Could Bitcoin Set New Records After Shaking Off Overleverage?

Posted on 19/03/2024 | 502 Views

BTCUSD witnessed a 12.5% dip in its value from March 14 to March 17, descending to AU$98,411.85 (US$64,545), which sparked significant buying interest around the AU$99,168 (US$65,000) level. Currently, despite the clearance of excessive leverage in Bitcoin futures, the community is evaluating whether BTC can breach its record peak of AU$112,390.98 (US$73,755).

 

Federal Reserve’s Monetary Policy Meeting in the Spotlight

There's speculation that investors are holding off on further cryptocurrency investments until the U.S. Federal Reserve's (Fed) monetary policy meeting on March 20, amid broad anticipation that interest rates will hold steady. This anticipation extends beyond immediate concerns, focusing on the Fed's assurance of the robust continuation of the economy.

Another vital aspect of Bitcoin's future is the timeline for the Fed to halt the reduction of its AU$11.44 trillion (US$7.5 trillion) balance sheet. Generally, a more expansive Fed monetary stance implies more circulating money, favouring risk-on assets like Bitcoin.

Bitcoin USD and USM0 - Federal Reserve

 

U.S. Base Money, reflecting currency and reserves within the banking system, is typically curtailed through higher interest rates.
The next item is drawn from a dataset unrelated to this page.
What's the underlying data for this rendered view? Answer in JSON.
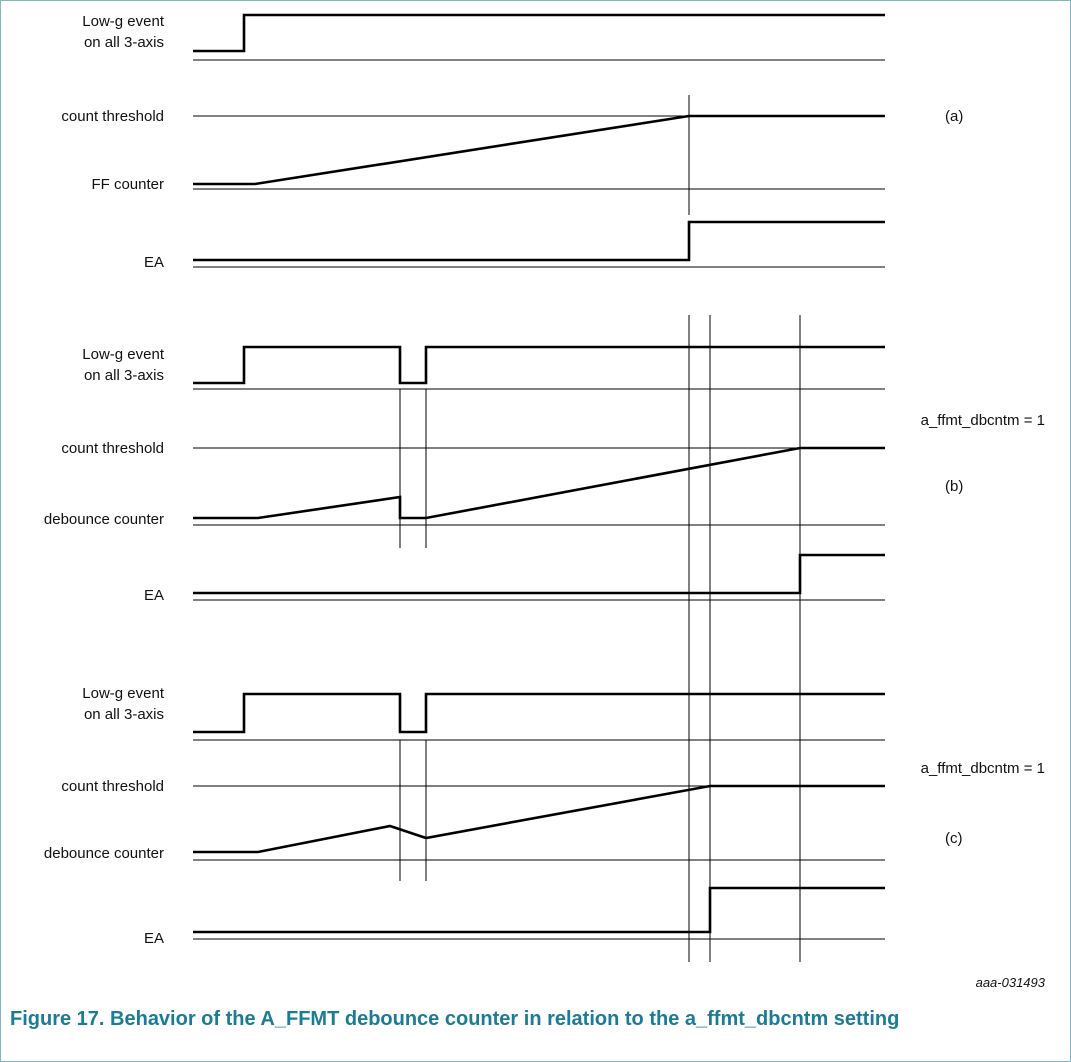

This strategy, aiming to moderate or decrease money supply, discourages borrowing and expansion, helping to manage inflation.

Some analysts predict that Bitcoin's potential rally in 2024 is closely tied to the Fed shifting from contractionary to expansionary monetary policies. Such a move could be triggered by inflation dropping below 3% or the economy showing downturn signs. Hence, a prolonged period of high interest rates might dampen the prospects of a Bitcoin rally.

 

Bitcoin Futures and Stablecoin Demand Indicate a Positive Outlook

The anxiety around excessive leverage among Bitcoin investors, especially with the open interest in BTC futures reaching a record high in March, from AU$33.81 billion (US$22.2 billion) on Feb. 25 to AU$53.98 billion (US$35.5 billion) on March 14, has been a concern. Additionally, the leverage demand imbalance led to market distortions that are typically unsustainable.

Perpetual contracts feature a periodically adjusted rate every eight hours. A high funding rate suggests growing leverage demand from long-position holders.

A notably high funding rate of 0.09% was recorded on March 11, equating to 1.7% per week. This rate saw a decrease as bulls encountered AU$564.9 million (US$370 million) in liquidations from March 13 to March 15. While these figures might appear substantial, given Bitcoin's AU$53.1 billion (US$34.8 billion) open interest, it represents only about 1% of positions being forcibly closed.

By March 15, Bitcoin’s funding rate moderated to 0.25% per week, indicating a neutral stance in a predominantly bullish market. This suggests bears were cautious about wagering on Bitcoin prices dropping below AU$99,168 (US$65,000).

Assessing the reduced leverage demand's reflection of market sentiment necessitates examining the demand for stablecoins in China, a key metric for retail investor activity. The USD Coin (USDC) premium, measuring the gap between peer-to-peer USDC transactions and the official U.S. dollar rate, has maintained above 3% in the past week, highlighting that the stablecoin is trading above its pegged rate. Importantly, even amidst the price correction to AU$98,411.85 (US$64,545) on March 17, this premium hasn't dipped below its fair value.

This indicates sustained cryptocurrency demand in China, reinforcing the optimistic Bitcoin funding rate for long positions and showing no bearish sentiment or investor hesitation signs.